Just how close Englander’s performance is to the real Hirschman, and how close the series aligns with the historical record, is a bit beside the point. Transatlantic, from the producers of the Emmy-winning Unorthodox, takes inspiration from the incredible history of the ERC — the group helped more than 2,000 refugees emigrate — but the show, which premiered on Netflix April 7, is self-consciously fiction. Inspired by Julie Orringer’s novel The Flight Portfolio, the series borrows heavily from the romantic melodramas and screwball comedies of 1940s Hollywood (many of which were created by recent WWII emigres). We even get a scene with Englander, as Hirschman, donning a bellhop uniform to avoid detection by the Wehrmacht: more Jerry Lewis than docu-drama.

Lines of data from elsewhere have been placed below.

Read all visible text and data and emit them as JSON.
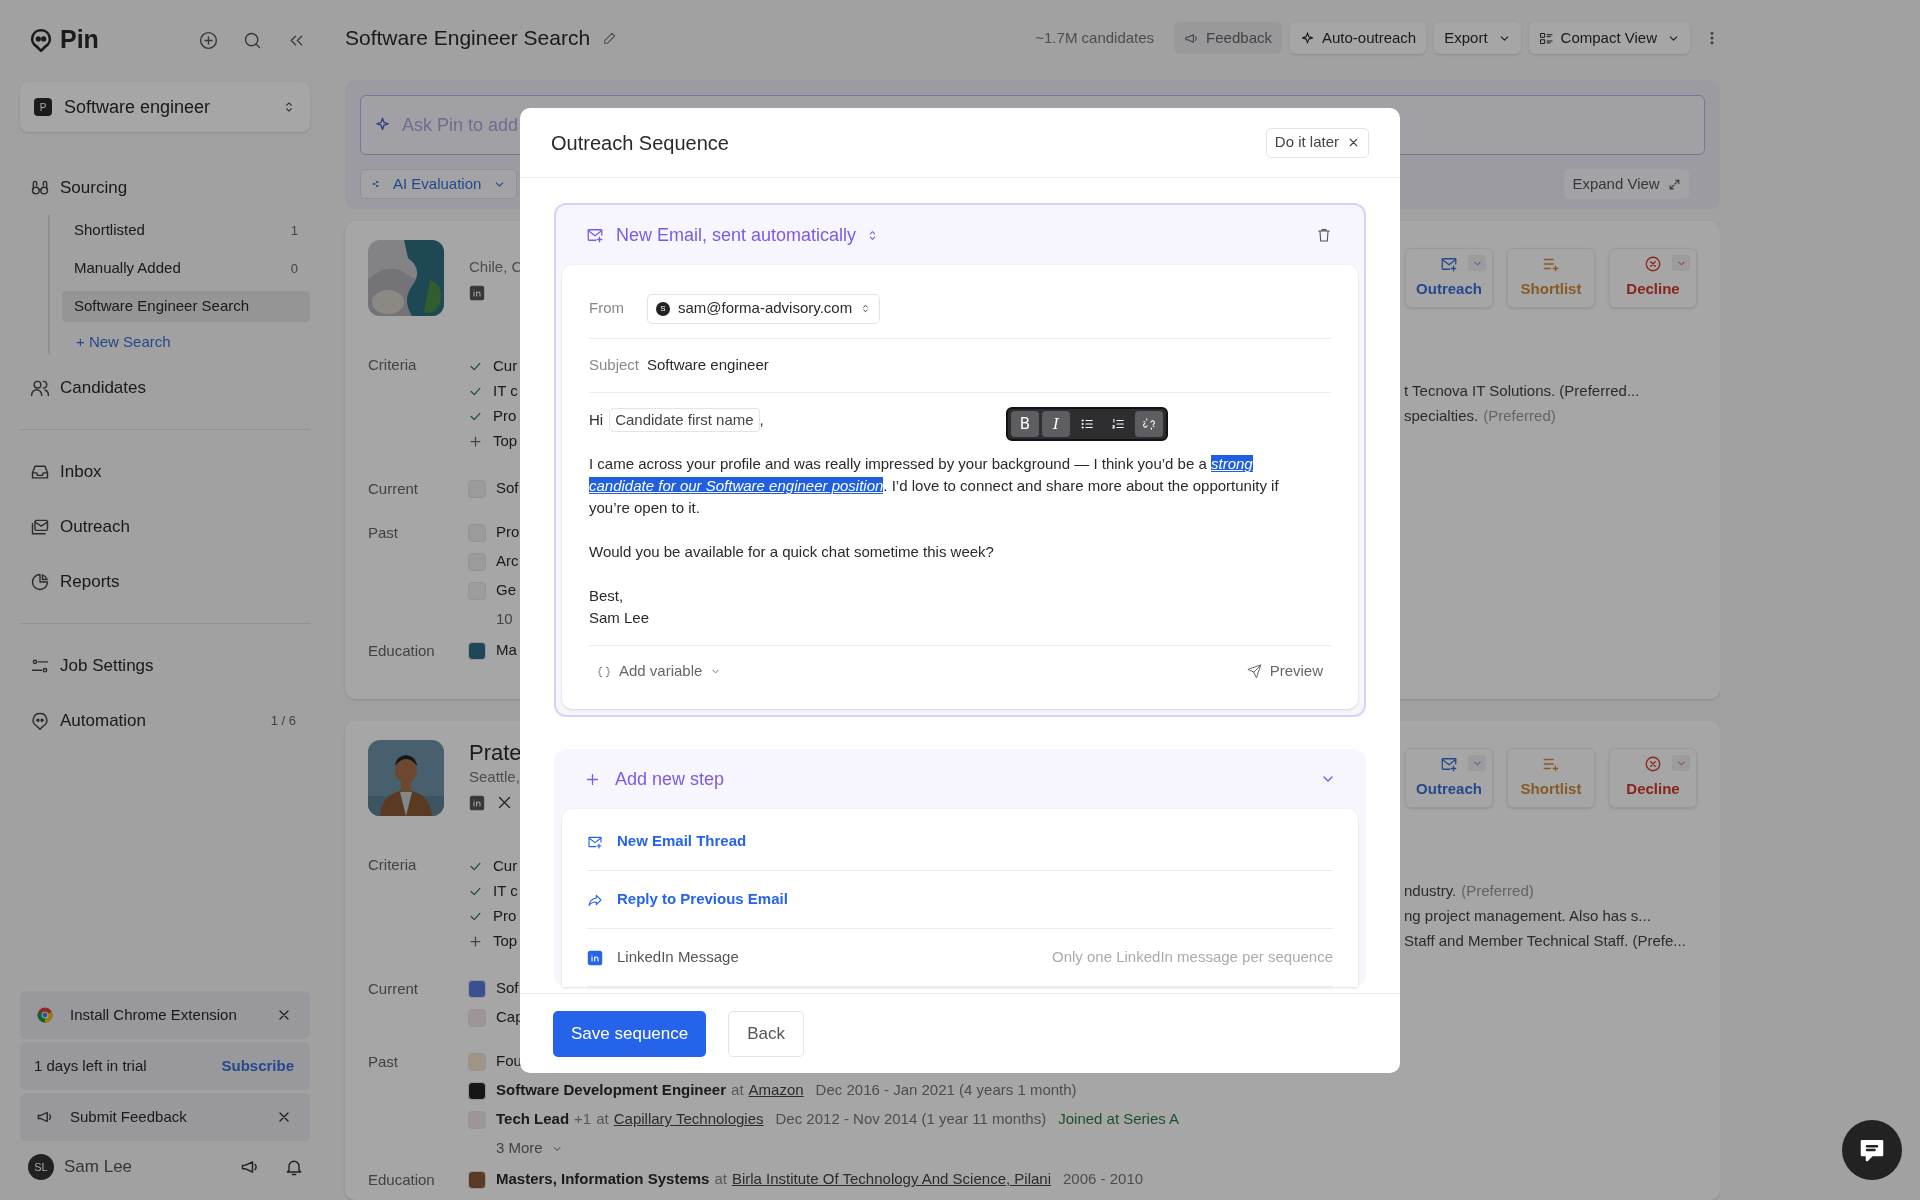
{
  "sidebar": {
    "brand": "Pin",
    "project": {
      "badge": "P",
      "name": "Software engineer"
    },
    "nav_groups": [
      [
        {
          "label": "Sourcing",
          "children": [
            {
              "label": "Shortlisted",
              "count": "1",
              "selected": false
            },
            {
              "label": "Manually Added",
              "count": "0",
              "selected": false
            },
            {
              "label": "Software Engineer Search",
              "selected": true
            }
          ],
          "add": "+ New Search"
        },
        {
          "label": "Candidates"
        }
      ],
      [
        {
          "label": "Inbox"
        },
        {
          "label": "Outreach"
        },
        {
          "label": "Reports"
        }
      ],
      [
        {
          "label": "Job Settings"
        },
        {
          "label": "Automation",
          "count": "1 / 6"
        }
      ]
    ],
    "notices": [
      {
        "kind": "dismissable",
        "label": "Install Chrome Extension"
      },
      {
        "kind": "trial",
        "label": "1 days left in trial",
        "action": "Subscribe"
      },
      {
        "kind": "dismissable",
        "label": "Submit Feedback"
      }
    ],
    "user": {
      "initials": "SL",
      "name": "Sam Lee"
    }
  },
  "header": {
    "title": "Software Engineer Search",
    "count": "~1.7M candidates",
    "actions": [
      {
        "kind": "plain",
        "label": "Feedback"
      },
      {
        "kind": "raised",
        "label": "Auto-outreach"
      },
      {
        "kind": "dropdown",
        "label": "Export"
      },
      {
        "kind": "view",
        "label": "Compact View"
      }
    ]
  },
  "search": {
    "placeholder": "Ask Pin to add",
    "filters": [
      {
        "label": "AI Evaluation"
      }
    ],
    "expand": "Expand View"
  },
  "candidates": [
    {
      "location": "Chile, C",
      "criteria_label": "Criteria",
      "criteria": [
        {
          "met": true,
          "text": "Cur"
        },
        {
          "met": true,
          "text": "IT c",
          "note": "t Tecnova IT Solutions. (Preferred..."
        },
        {
          "met": true,
          "text": "Pro",
          "note": "specialties.",
          "note_hint": "(Preferred)"
        },
        {
          "met": false,
          "text": "Top"
        }
      ],
      "current_label": "Current",
      "current": [
        {
          "text": "Sof"
        }
      ],
      "past_label": "Past",
      "past": [
        {
          "text": "Pro"
        },
        {
          "text": "Arc"
        },
        {
          "text": "Ge"
        },
        {
          "kind": "more",
          "text": "10"
        }
      ],
      "education_label": "Education",
      "education": [
        {
          "text": "Ma"
        }
      ],
      "actions": [
        {
          "kind": "outreach",
          "label": "Outreach"
        },
        {
          "kind": "shortlist",
          "label": "Shortlist"
        },
        {
          "kind": "decline",
          "label": "Decline"
        }
      ]
    },
    {
      "name": "Prate",
      "location": "Seattle,",
      "criteria_label": "Criteria",
      "criteria": [
        {
          "met": true,
          "text": "Cur"
        },
        {
          "met": true,
          "text": "IT c",
          "note": "ndustry.",
          "note_hint": "(Preferred)"
        },
        {
          "met": true,
          "text": "Pro",
          "note": "ng project management. Also has s..."
        },
        {
          "met": false,
          "text": "Top",
          "note": "Staff and Member Technical Staff. (Prefe..."
        }
      ],
      "current_label": "Current",
      "current": [
        {
          "text": "Sof"
        },
        {
          "text": "Cap"
        }
      ],
      "past_label": "Past",
      "past": [
        {
          "text": "Fou"
        },
        {
          "title": "Software Development Engineer",
          "joiner": "at",
          "company": "Amazon",
          "dates": "Dec 2016 - Jan 2021 (4 years 1 month)"
        },
        {
          "title": "Tech Lead",
          "extra": "+1",
          "joiner": "at",
          "company": "Capillary Technologies",
          "dates": "Dec 2012 - Nov 2014 (1 year 11 months)",
          "tag": "Joined at Series A"
        },
        {
          "kind": "more",
          "text": "3 More",
          "caret": true
        }
      ],
      "education_label": "Education",
      "education": [
        {
          "title": "Masters, Information Systems",
          "joiner": "at",
          "company": "Birla Institute Of Technology And Science, Pilani",
          "dates": "2006 - 2010"
        }
      ],
      "actions": [
        {
          "kind": "outreach",
          "label": "Outreach"
        },
        {
          "kind": "shortlist",
          "label": "Shortlist"
        },
        {
          "kind": "decline",
          "label": "Decline"
        }
      ]
    }
  ],
  "modal": {
    "title": "Outreach Sequence",
    "dismiss": "Do it later",
    "email": {
      "title": "New Email, sent automatically",
      "from_label": "From",
      "from": {
        "initial": "S",
        "email": "sam@forma-advisory.com"
      },
      "subject_label": "Subject",
      "subject": "Software engineer",
      "greeting": {
        "text": "Hi",
        "variable": "Candidate first name",
        "after": ","
      },
      "toolbar": [
        {
          "kind": "bold",
          "label": "B",
          "active": true
        },
        {
          "kind": "italic",
          "label": "I",
          "active": true
        },
        {
          "kind": "bullets",
          "active": false
        },
        {
          "kind": "numbers",
          "active": false
        },
        {
          "kind": "link",
          "active": true
        }
      ],
      "paragraphs": [
        [
          "I came across your profile and was really impressed by your background — I think you’d be a *strong candidate for our Software engineer position*. I’d love to connect and share more about the opportunity if you’re open to it."
        ],
        [
          "Would you be available for a quick chat sometime this week?"
        ],
        [
          "Best,",
          "Sam Lee"
        ]
      ],
      "add_variable": "Add variable",
      "preview": "Preview"
    },
    "add_step": {
      "label": "Add new step",
      "expanded": true,
      "options": [
        {
          "label": "New Email Thread",
          "disabled": false
        },
        {
          "label": "Reply to Previous Email",
          "disabled": false
        },
        {
          "label": "LinkedIn Message",
          "disabled": true,
          "note": "Only one LinkedIn message per sequence"
        }
      ]
    },
    "buttons": [
      {
        "kind": "primary",
        "label": "Save sequence"
      },
      {
        "kind": "secondary",
        "label": "Back"
      }
    ]
  }
}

“Because it’s fiction, I attached myself to the experience of the script, and didn’t try to create an imitation of the real man,” says Englander. “I watched a video of him from a court trial after the war, a trial of a Nazi general where Hirschman was a translator, but that was just to get an idea of his voice, how does he roll his Rs, how good is his English, that sort of thing. But we changed things. The real Albert spoke fluent French, almost without an accent. Our Albert speaks very good English but not that great French. I see him, much like myself, as someone who, because they’ve traveled around so much, are able to be a chameleon in language.”

Englander’s English, like his fictionalized Hirschman, has a clear American tilt, a result of his time at the Stella Adler Studio in New York. “I spent a half-hour every day just working on my accent, it was part of trying to assimilate and adapt to the culture,” he notes. His French is similarly impressive. In Parlament, Torsten’s sarcastic barbs are equally sharp when delivered in English, French, or German. Over the course of Transatlantic, Hirschman’s accent subtly shifts, depending on what language he’s speaking and who he’s speaking to.

Lucas Englander

Lucas Englander

Jeanne Boulet

“People might see that as a mistake, but it’s something I did deliberately, because it is what happens, when you speak different languages and you are among people who speak differently,” he says. “If you have a good ear, you start to change your accent to match who you’re talking to.”

But Englander doesn’t view acting as a way to hide his true identity. In fact, he says, for him performing has always been a way of revealing inner truths.

“I started acting when I was about 19 years old. It happened by accident,” he recalls. “My teacher chose me to do an improvisation in front of the whole class. It was about a subject very close to me and, for the first time in my life, I felt like I was being really truthful. Not trying to please society, or be strong, or an alpha male, or whatever. I felt my life up to then — I’m 30 now but I was born in Vienna and I grew up in a very patriarchal society where I was taught that being strong meant don’t show weakness, don’t show pain — had been pretending. That improvisation was the first grain of deconstruction, of allowing myself out of the box I’d been put into. I came right home and told my mum: I want to be an actor.”

While he didn’t take a method approach to recreating Albert Hirschman for Transatlantic, Englander says the role has had a direct impact on his life. He’s joined the International Rescue Committee — the successor group to the ERC — and become involved in Serve the City Paris, a group that helps asylum seekers, refugees, the homeless and underprivileged living in the French capital.

“I’ve become, in the words of Albert Hirschman, a ‘possible-ist,’ which is different from being an optimist,” says Englander. “I think we can be blinded by optimism. What I’ve learned from Albert is that we need to look at reality, at the dirty notions that are inside of us and are in our society, and work on that together. It’s a big thing to say but this series has changed my life.”